Watergate Fits Nixon's Shadowy Pattern

THE OTHER DAY on the Hill, Sen. Lowell Weicker told a story that shows how lucky we were to ever find out about the Watergate affair. Had it not been for a car that ran out of gas at a most propitious moment, the whole affair might still be hidden behind the "cone of silence" at the White House.

It seems that Alfred Baldwin was stationed in the Howard Johnson's motel across from the Watergate on the night of June 17, 1972. His assignment was to watch the building closely and warn the bunglars inside--via walkie-talkie--if he saw any policemen approaching.

On that same night, a guard inside the Watergate saw some doors taped open just after he had closed them. He became suspicious and called the police. A District of Columbia police cruiser was sent to the scene. On the way to the Watergate, it ran out of gas. In its place, an unmarked car was sent to check out the complaint. Poor Mr. Baldwin in the motel saw nothing.

But the plainclothes policemen did. They drew their guns and approached the offices of the Democratic National Committee. Now Baldwin saw them.

He radioed the burglars and asked them if they were wandering around outside the offices with their guns drawn. "No," came the cryptic reply. And the burglars were caught.

The links to the truth have been tenuous throughout the whole Watergate affair. Were it not for Judge John Sirica, the whole matter might have been limited to the conviction of the seven original culprits. But, under pressure, promise and threat from Sirica, McCord finally came through with that rare and precious thing--the truth.

ALEXANDER BUTTERFIELD vaulted to national prominence last week when he revealed another White House secret. This secret--the fact that Nixon had all of his conversations surreptitiously taped--might never have come out had it not been for a particular question by the investigating staff of the Watergate committee.

Fortunately for those few of us who are interested in knowing the truth, it takes a number of men to deceive and conceal--but only one has to slip for the secret to be revealed. And those who have "slipped" in one way or another have provided the nation with an exciting spectacle over the past few weeks.

Jeb Stuart Magruder was one of the first to testify. He confessed his sins to the committee and then proceeded to offer an astonishing justification for those sins. He was, he said, so frustrated by the spectacle of radical lawbreakers that he felt justified in breaking the law as they had done.

This explanation is unfounded on two accounts. For one thing, radical lawbreakers such as William Sloane Coffin (cited specifically by Magruder) conducted their illegal activities openly and fearlessly. Their actions were public actions designed to enlighten and awaken the American people--not to deceive and mislead them. More importantly, however, Coffin's lawbreaking was an act of conscience. He--and others--felt morally compelled, by a belief in God or in the value of human life, to disobey the laws of our nation. They put God, or conscience, above country.
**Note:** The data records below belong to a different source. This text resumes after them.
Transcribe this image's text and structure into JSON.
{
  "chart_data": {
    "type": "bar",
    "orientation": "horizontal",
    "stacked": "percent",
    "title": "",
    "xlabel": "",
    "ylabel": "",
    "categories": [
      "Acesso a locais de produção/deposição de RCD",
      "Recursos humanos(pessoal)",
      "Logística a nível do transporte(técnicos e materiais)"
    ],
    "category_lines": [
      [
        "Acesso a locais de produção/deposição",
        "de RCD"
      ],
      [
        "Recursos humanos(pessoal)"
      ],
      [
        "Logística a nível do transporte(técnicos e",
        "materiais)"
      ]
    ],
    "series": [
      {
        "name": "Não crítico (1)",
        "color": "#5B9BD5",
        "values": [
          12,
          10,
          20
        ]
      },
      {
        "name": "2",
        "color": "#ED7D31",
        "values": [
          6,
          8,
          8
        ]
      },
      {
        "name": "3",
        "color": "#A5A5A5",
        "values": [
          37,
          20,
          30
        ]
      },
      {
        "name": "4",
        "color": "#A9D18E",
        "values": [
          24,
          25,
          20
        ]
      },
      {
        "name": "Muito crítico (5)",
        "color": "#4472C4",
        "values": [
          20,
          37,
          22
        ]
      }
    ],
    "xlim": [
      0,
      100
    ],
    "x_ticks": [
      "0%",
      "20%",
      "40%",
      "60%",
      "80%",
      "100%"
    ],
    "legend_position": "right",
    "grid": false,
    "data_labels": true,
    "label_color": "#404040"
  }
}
Jeb Magruder put Richard M. Nixon above country. For Magruder, the re-election of the President was more important than obedience to the laws of the land.

THIS ADORATION of the President was not limited to Magruder alone. John N. Mitchell, testifying in his arrogant splendor, also expounded a doctrine of Nixon worship. Mitchell said that the President would have revealed the facts if he had known them and thus would have ruined his chances for re-election. If one overlooks the fact that both of the assumptions implicit in that statement are shaky ones at best, one sees a statement of a loyalty so lofty that it transcends all laws until it falls back on itself of its own weight, destroying both its bearer and its object.

Mitchell seems fully aware that that is just what is happening to him right now. But he is still unwilling to see that excess in loyalty can be as dangerous as excess almost anywhere else. Hurt at being raked over the coals for a loyalty which he considered a virtue, Mitchell unmistakably played the martyr at the hearings. He left his pipe behind--casting it aside like an enraged Ahab, ready to face the world without the aid of comfort. And he left Martha behind, so he could appear, alone and forlorn, as a man oppressed.

John Dean also took pains to present the right image to the country. He toned down his shock of blond hair and purchased a pair of horn-rimmed glasses to replace his modish unrimmed pair. All this so he could look the part of a responsible, sincere young man.

Such goings-on make it obvious that these men have learned well from a President who uses pancake makeup to cover up his five o'clock shadow. But pancake makeup failed to do the trick in the Watergate affair.